Kapler Marpaung, pengamat asuransi sekaligus dosen Program MM Fakultas Ekonomika dan Bisnis Universitas Gadjah Mada, menilai bahwa perubahan aturan co-payment yang awalnya diatur dalam SEOJK menjadi POJK hanya merupakan pergantian bentuk regulasi saja, tanpa substansi baru yang signifikan.

Menurut Kapler, seharusnya aturan mengenai co-payment tidak perlu diatur secara ketat melalui SEOJK ataupun POJK. Dia menyarankan bahwa co-payment cukup diatur lewat kesepakatan bersama antar pelaku industri perasuransian nasional, melalui asosiasi-asosiasi seperti Asosiasi Asuransi Umum Indonesia (AAUI), Asosiasi Asuransi Jiwa Indonesia (AAJI), dan Asosiasi Asuransi Syariah Indonesia (AASI).

"Jika ada perusahaan asuransi yang melanggar kesepakatan tersebut, OJK memiliki wewenang untuk memberikan sanksi berdasarkan pelanggaran terhadap kesepakatan bersama, bukan hanya pelanggaran terhadap peraturan perundangan," ujarnya.

Kebingungan Masyarakat Soal Mekanisme Co-Payment

Salah satu masalah utama yang disoroti Kapler adalah kurangnya definisi dan mekanisme yang jelas mengenai co-payment dalam SEOJK Nomor 7 Tahun 2025. Hal ini menyebabkan kebingungan di kalangan masyarakat tentang bagaimana sebenarnya aturan co-payment diterapkan.

Kapler menjelaskan bahwa selama ini istilah co-payment sering dipahami berbeda-beda oleh masyarakat dan pelaku industri.
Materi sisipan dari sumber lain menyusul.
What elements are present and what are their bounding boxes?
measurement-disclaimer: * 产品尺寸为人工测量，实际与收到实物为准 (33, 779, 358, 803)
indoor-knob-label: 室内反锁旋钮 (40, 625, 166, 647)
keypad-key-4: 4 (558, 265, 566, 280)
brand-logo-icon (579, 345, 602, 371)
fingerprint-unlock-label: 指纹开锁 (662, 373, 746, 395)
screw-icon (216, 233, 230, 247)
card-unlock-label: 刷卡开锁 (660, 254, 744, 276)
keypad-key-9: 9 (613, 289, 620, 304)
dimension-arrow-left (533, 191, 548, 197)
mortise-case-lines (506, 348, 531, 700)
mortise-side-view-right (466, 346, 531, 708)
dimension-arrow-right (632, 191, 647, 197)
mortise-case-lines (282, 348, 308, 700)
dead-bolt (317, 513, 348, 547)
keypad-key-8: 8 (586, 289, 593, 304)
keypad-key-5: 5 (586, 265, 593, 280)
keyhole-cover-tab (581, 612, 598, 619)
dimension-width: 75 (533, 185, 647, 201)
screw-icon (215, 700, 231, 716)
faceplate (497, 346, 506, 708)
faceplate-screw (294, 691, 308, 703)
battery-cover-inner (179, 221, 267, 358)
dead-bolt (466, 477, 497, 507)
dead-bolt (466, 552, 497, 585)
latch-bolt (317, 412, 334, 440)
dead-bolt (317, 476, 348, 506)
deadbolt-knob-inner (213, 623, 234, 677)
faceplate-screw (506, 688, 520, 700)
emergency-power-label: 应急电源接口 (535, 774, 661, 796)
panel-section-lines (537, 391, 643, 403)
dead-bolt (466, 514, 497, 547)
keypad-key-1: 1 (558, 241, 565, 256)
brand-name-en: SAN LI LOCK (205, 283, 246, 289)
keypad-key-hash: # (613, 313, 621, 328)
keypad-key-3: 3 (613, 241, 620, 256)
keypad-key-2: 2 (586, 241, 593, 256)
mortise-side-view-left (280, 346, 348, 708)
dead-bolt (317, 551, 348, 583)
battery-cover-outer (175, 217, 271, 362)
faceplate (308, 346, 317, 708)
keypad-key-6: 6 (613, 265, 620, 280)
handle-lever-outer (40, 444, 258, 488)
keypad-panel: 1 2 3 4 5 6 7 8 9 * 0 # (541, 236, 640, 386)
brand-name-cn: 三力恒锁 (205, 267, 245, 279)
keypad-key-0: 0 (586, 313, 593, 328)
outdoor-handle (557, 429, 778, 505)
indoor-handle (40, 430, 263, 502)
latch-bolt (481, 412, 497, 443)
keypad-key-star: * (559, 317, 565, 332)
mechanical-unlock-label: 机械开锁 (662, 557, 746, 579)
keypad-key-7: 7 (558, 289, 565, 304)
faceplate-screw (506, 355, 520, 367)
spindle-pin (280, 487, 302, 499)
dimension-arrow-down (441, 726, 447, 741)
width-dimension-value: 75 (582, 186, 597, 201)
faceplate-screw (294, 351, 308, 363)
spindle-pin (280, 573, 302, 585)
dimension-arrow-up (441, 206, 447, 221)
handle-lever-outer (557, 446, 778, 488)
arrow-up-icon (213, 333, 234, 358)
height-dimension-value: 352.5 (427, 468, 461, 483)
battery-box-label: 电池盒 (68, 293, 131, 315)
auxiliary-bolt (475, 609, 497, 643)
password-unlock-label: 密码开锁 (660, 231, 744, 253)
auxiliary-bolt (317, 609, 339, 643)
Ada yang mengira co-payment baru akan berlaku setelah deductible (risiko sendiri) diterapkan, yang berarti beban biaya yang harus ditanggung peserta asuransi bisa semakin besar. Sebaliknya, ada pula yang membedakan co-payment dan deductible sebagai dua hal yang berbeda, padahal keduanya sebenarnya sama.

Karena itu, Kapler mengusulkan agar istilah co-payment tidak digunakan lagi dan diganti dengan istilah “risiko sendiri” yang sudah lebih dikenal luas oleh masyarakat, terutama di produk asuransi kendaraan bermotor dan kebakaran.

Fokus pada Edukasi dan Transparansi Pasar Asuransi Kesehatan

Kapler menilai, daripada mengeluarkan POJK sebagai pengganti SEOJK, industri asuransi dan OJK sebaiknya fokus memberikan edukasi dan informasi yang transparan kepada masyarakat mengenai kondisi pasar asuransi kesehatan, baik nasional maupun global.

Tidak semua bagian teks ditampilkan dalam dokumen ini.